Time complexity: $O(m * \log n)$ for $addNum()$ , $O(m)$ for $findMedian()$ .
Space complexity: $O(n)$

Where $m$ is the number of function calls and $n$ is the length of the array.

Common Pitfalls

Using Wrong Heap Types

The two-heap solution requires a max-heap for the smaller half and a min-heap for the larger half. Swapping these or using two min-heaps produces incorrect medians. In languages like Python where heapq only provides min-heaps, you must negate values to simulate a max-heap for the smaller half.

Failing to Maintain Heap Balance

The heaps must differ in size by at most one element. Forgetting to rebalance after insertions leads to incorrect median calculations. After every addNum call, check if one heap has more than one extra element and transfer the top element to the other heap.

Incorrect Median Calculation for Even Count

When both heaps have equal size, the median is the average of both tops, not just one of them. Returning only the top of one heap or using integer division instead of floating-point division produces wrong results. Always check heap sizes and compute (smallTop + largeTop) / 2.0 for the even case.
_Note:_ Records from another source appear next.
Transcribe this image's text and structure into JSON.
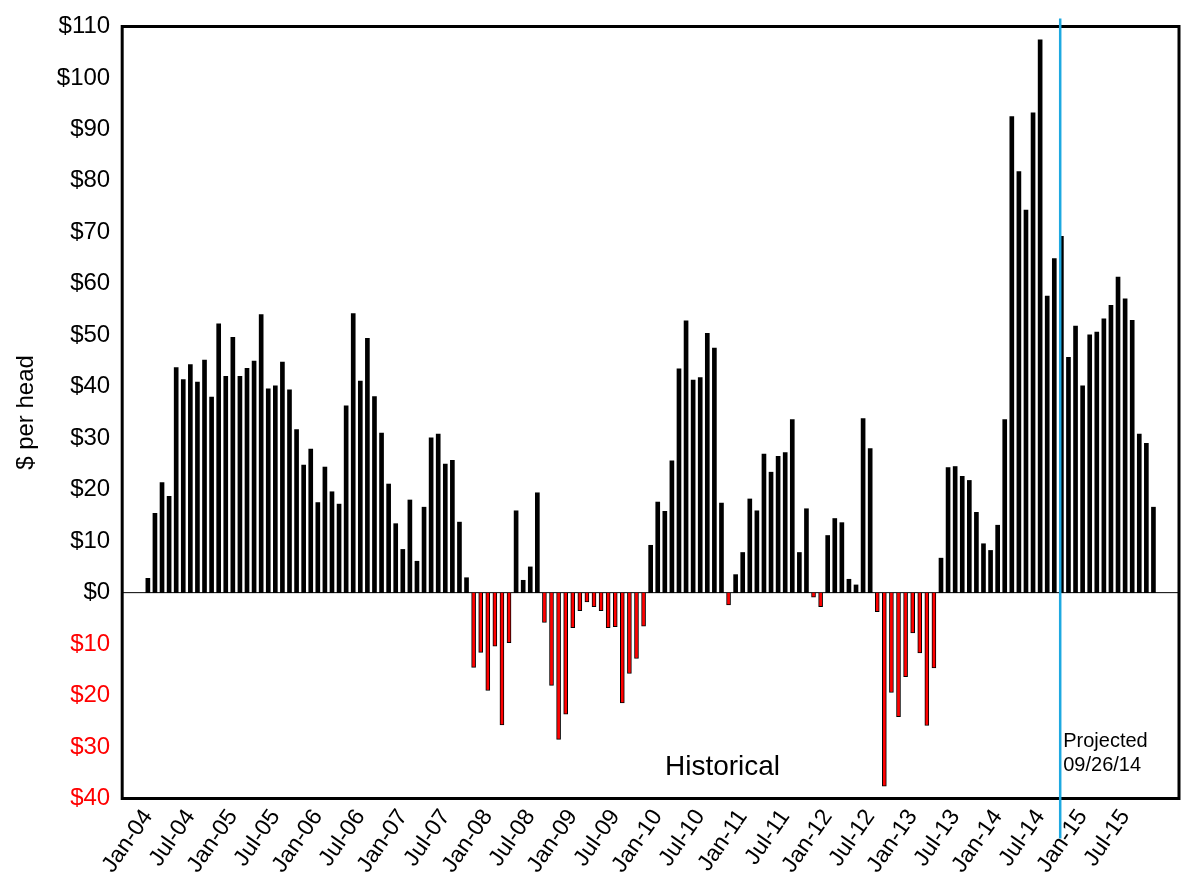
{
  "chart_data": {
    "type": "bar",
    "ylabel": "$ per head",
    "x": [
      "2004-01",
      "2004-02",
      "2004-03",
      "2004-04",
      "2004-05",
      "2004-06",
      "2004-07",
      "2004-08",
      "2004-09",
      "2004-10",
      "2004-11",
      "2004-12",
      "2005-01",
      "2005-02",
      "2005-03",
      "2005-04",
      "2005-05",
      "2005-06",
      "2005-07",
      "2005-08",
      "2005-09",
      "2005-10",
      "2005-11",
      "2005-12",
      "2006-01",
      "2006-02",
      "2006-03",
      "2006-04",
      "2006-05",
      "2006-06",
      "2006-07",
      "2006-08",
      "2006-09",
      "2006-10",
      "2006-11",
      "2006-12",
      "2007-01",
      "2007-02",
      "2007-03",
      "2007-04",
      "2007-05",
      "2007-06",
      "2007-07",
      "2007-08",
      "2007-09",
      "2007-10",
      "2007-11",
      "2007-12",
      "2008-01",
      "2008-02",
      "2008-03",
      "2008-04",
      "2008-05",
      "2008-06",
      "2008-07",
      "2008-08",
      "2008-09",
      "2008-10",
      "2008-11",
      "2008-12",
      "2009-01",
      "2009-02",
      "2009-03",
      "2009-04",
      "2009-05",
      "2009-06",
      "2009-07",
      "2009-08",
      "2009-09",
      "2009-10",
      "2009-11",
      "2009-12",
      "2010-01",
      "2010-02",
      "2010-03",
      "2010-04",
      "2010-05",
      "2010-06",
      "2010-07",
      "2010-08",
      "2010-09",
      "2010-10",
      "2010-11",
      "2010-12",
      "2011-01",
      "2011-02",
      "2011-03",
      "2011-04",
      "2011-05",
      "2011-06",
      "2011-07",
      "2011-08",
      "2011-09",
      "2011-10",
      "2011-11",
      "2011-12",
      "2012-01",
      "2012-02",
      "2012-03",
      "2012-04",
      "2012-05",
      "2012-06",
      "2012-07",
      "2012-08",
      "2012-09",
      "2012-10",
      "2012-11",
      "2012-12",
      "2013-01",
      "2013-02",
      "2013-03",
      "2013-04",
      "2013-05",
      "2013-06",
      "2013-07",
      "2013-08",
      "2013-09",
      "2013-10",
      "2013-11",
      "2013-12",
      "2014-01",
      "2014-02",
      "2014-03",
      "2014-04",
      "2014-05",
      "2014-06",
      "2014-07",
      "2014-08",
      "2014-09",
      "2014-10",
      "2014-11",
      "2014-12",
      "2015-01",
      "2015-02",
      "2015-03",
      "2015-04",
      "2015-05",
      "2015-06",
      "2015-07",
      "2015-08",
      "2015-09",
      "2015-10",
      "2015-11"
    ],
    "values": [
      2.8,
      15.4,
      21.4,
      18.7,
      43.7,
      41.4,
      44.3,
      40.9,
      45.2,
      38.0,
      52.2,
      42.0,
      49.6,
      42.0,
      43.6,
      45.0,
      54.0,
      39.6,
      40.2,
      44.8,
      39.4,
      31.7,
      24.8,
      27.9,
      17.5,
      24.4,
      19.6,
      17.2,
      36.3,
      54.2,
      41.1,
      49.4,
      38.1,
      31.0,
      21.1,
      13.4,
      8.4,
      18.0,
      6.1,
      16.6,
      30.1,
      30.8,
      25.0,
      25.7,
      13.7,
      2.9,
      -14.5,
      -11.6,
      -19.0,
      -10.4,
      -25.7,
      -9.7,
      15.9,
      2.4,
      5.0,
      19.4,
      -5.8,
      -18.0,
      -28.5,
      -23.6,
      -6.8,
      -3.5,
      -1.8,
      -2.7,
      -3.5,
      -6.8,
      -6.6,
      -21.4,
      -15.7,
      -12.8,
      -6.5,
      9.2,
      17.6,
      15.8,
      25.6,
      43.5,
      52.8,
      41.3,
      41.8,
      50.4,
      47.5,
      17.4,
      -2.4,
      3.5,
      7.8,
      18.2,
      15.9,
      26.9,
      23.4,
      26.5,
      27.2,
      33.6,
      7.8,
      16.3,
      -0.9,
      -2.7,
      11.1,
      14.4,
      13.6,
      2.6,
      1.5,
      33.8,
      28.0,
      -3.7,
      -37.6,
      -19.4,
      -24.1,
      -16.3,
      -7.8,
      -11.7,
      -25.8,
      -14.6,
      6.7,
      24.3,
      24.5,
      22.6,
      21.8,
      15.6,
      9.5,
      8.2,
      13.1,
      33.6,
      92.5,
      81.8,
      74.3,
      93.2,
      107.4,
      57.6,
      64.9,
      69.2,
      45.7,
      51.8,
      40.2,
      50.1,
      50.6,
      53.2,
      55.8,
      61.3,
      57.1,
      52.9,
      30.8,
      29.0,
      16.6
    ],
    "colors": [
      "#000000",
      "#000000",
      "#000000",
      "#000000",
      "#000000",
      "#000000",
      "#000000",
      "#000000",
      "#000000",
      "#000000",
      "#000000",
      "#000000",
      "#000000",
      "#000000",
      "#000000",
      "#000000",
      "#000000",
      "#000000",
      "#000000",
      "#000000",
      "#000000",
      "#000000",
      "#000000",
      "#000000",
      "#000000",
      "#000000",
      "#000000",
      "#000000",
      "#000000",
      "#000000",
      "#000000",
      "#000000",
      "#000000",
      "#000000",
      "#000000",
      "#000000",
      "#000000",
      "#000000",
      "#000000",
      "#000000",
      "#000000",
      "#000000",
      "#000000",
      "#000000",
      "#000000",
      "#000000",
      "#ff0000",
      "#ff0000",
      "#ff0000",
      "#ff0000",
      "#ff0000",
      "#ff0000",
      "#000000",
      "#000000",
      "#000000",
      "#000000",
      "#ff0000",
      "#ff0000",
      "#ff0000",
      "#ff0000",
      "#ff0000",
      "#ff0000",
      "#ff0000",
      "#ff0000",
      "#ff0000",
      "#ff0000",
      "#ff0000",
      "#ff0000",
      "#ff0000",
      "#ff0000",
      "#ff0000",
      "#000000",
      "#000000",
      "#000000",
      "#000000",
      "#000000",
      "#000000",
      "#000000",
      "#000000",
      "#000000",
      "#000000",
      "#000000",
      "#ff0000",
      "#000000",
      "#000000",
      "#000000",
      "#000000",
      "#000000",
      "#000000",
      "#000000",
      "#000000",
      "#000000",
      "#000000",
      "#000000",
      "#ff0000",
      "#ff0000",
      "#000000",
      "#000000",
      "#000000",
      "#000000",
      "#000000",
      "#000000",
      "#000000",
      "#ff0000",
      "#ff0000",
      "#ff0000",
      "#ff0000",
      "#ff0000",
      "#ff0000",
      "#ff0000",
      "#ff0000",
      "#ff0000",
      "#000000",
      "#000000",
      "#000000",
      "#000000",
      "#000000",
      "#000000",
      "#000000",
      "#000000",
      "#000000",
      "#000000",
      "#000000",
      "#000000",
      "#000000",
      "#000000",
      "#000000",
      "#000000",
      "#000000",
      "#000000",
      "#000000",
      "#000000",
      "#000000",
      "#000000",
      "#000000",
      "#000000",
      "#000000",
      "#000000",
      "#000000",
      "#000000",
      "#000000",
      "#000000",
      "#000000"
    ],
    "xlim": [
      "2003-12-16",
      "2015-11-16"
    ],
    "xticks": [
      {
        "value": "2004-01",
        "label": "Jan-04"
      },
      {
        "value": "2004-07",
        "label": "Jul-04"
      },
      {
        "value": "2005-01",
        "label": "Jan-05"
      },
      {
        "value": "2005-07",
        "label": "Jul-05"
      },
      {
        "value": "2006-01",
        "label": "Jan-06"
      },
      {
        "value": "2006-07",
        "label": "Jul-06"
      },
      {
        "value": "2007-01",
        "label": "Jan-07"
      },
      {
        "value": "2007-07",
        "label": "Jul-07"
      },
      {
        "value": "2008-01",
        "label": "Jan-08"
      },
      {
        "value": "2008-07",
        "label": "Jul-08"
      },
      {
        "value": "2009-01",
        "label": "Jan-09"
      },
      {
        "value": "2009-07",
        "label": "Jul-09"
      },
      {
        "value": "2010-01",
        "label": "Jan-10"
      },
      {
        "value": "2010-07",
        "label": "Jul-10"
      },
      {
        "value": "2011-01",
        "label": "Jan-11"
      },
      {
        "value": "2011-07",
        "label": "Jul-11"
      },
      {
        "value": "2012-01",
        "label": "Jan-12"
      },
      {
        "value": "2012-07",
        "label": "Jul-12"
      },
      {
        "value": "2013-01",
        "label": "Jan-13"
      },
      {
        "value": "2013-07",
        "label": "Jul-13"
      },
      {
        "value": "2014-01",
        "label": "Jan-14"
      },
      {
        "value": "2014-07",
        "label": "Jul-14"
      },
      {
        "value": "2015-01",
        "label": "Jan-15"
      },
      {
        "value": "2015-07",
        "label": "Jul-15"
      }
    ],
    "ylim": [
      -40,
      110
    ],
    "yticks": [
      {
        "value": -40,
        "label": "$40"
      },
      {
        "value": -30,
        "label": "$30"
      },
      {
        "value": -20,
        "label": "$20"
      },
      {
        "value": -10,
        "label": "$10"
      },
      {
        "value": 0,
        "label": "$0"
      },
      {
        "value": 10,
        "label": "$10"
      },
      {
        "value": 20,
        "label": "$20"
      },
      {
        "value": 30,
        "label": "$30"
      },
      {
        "value": 40,
        "label": "$40"
      },
      {
        "value": 50,
        "label": "$50"
      },
      {
        "value": 60,
        "label": "$60"
      },
      {
        "value": 70,
        "label": "$70"
      },
      {
        "value": 80,
        "label": "$80"
      },
      {
        "value": 90,
        "label": "$90"
      },
      {
        "value": 100,
        "label": "$100"
      },
      {
        "value": 110,
        "label": "$110"
      }
    ],
    "ref_lines": [
      {
        "axis": "x",
        "value": "2014-09-26",
        "label": "Projected 09/26/14",
        "color": "#1ea9e1"
      },
      {
        "axis": "y",
        "value": 0,
        "color": "#000000"
      }
    ],
    "annotations": [
      "Historical"
    ],
    "grid": false,
    "legend": false
  }
}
Integer Overflow in Sum Calculation

When computing the average of two heap tops, adding two large integers can cause overflow in languages like Java or C++. Cast to a larger type before adding, or compute as a + (b - a) / 2.0 to avoid overflow while still getting the correct floating-point result.

Inserting Into Wrong Heap Initially

The first element must go into one of the heaps, but subsequent elements must be compared against the appropriate heap top to determine placement. Inserting all elements into one heap first and then rebalancing works, but directly inserting into the wrong heap without proper comparison breaks the invariant that all elements in the small heap are less than or equal to all elements in the large heap.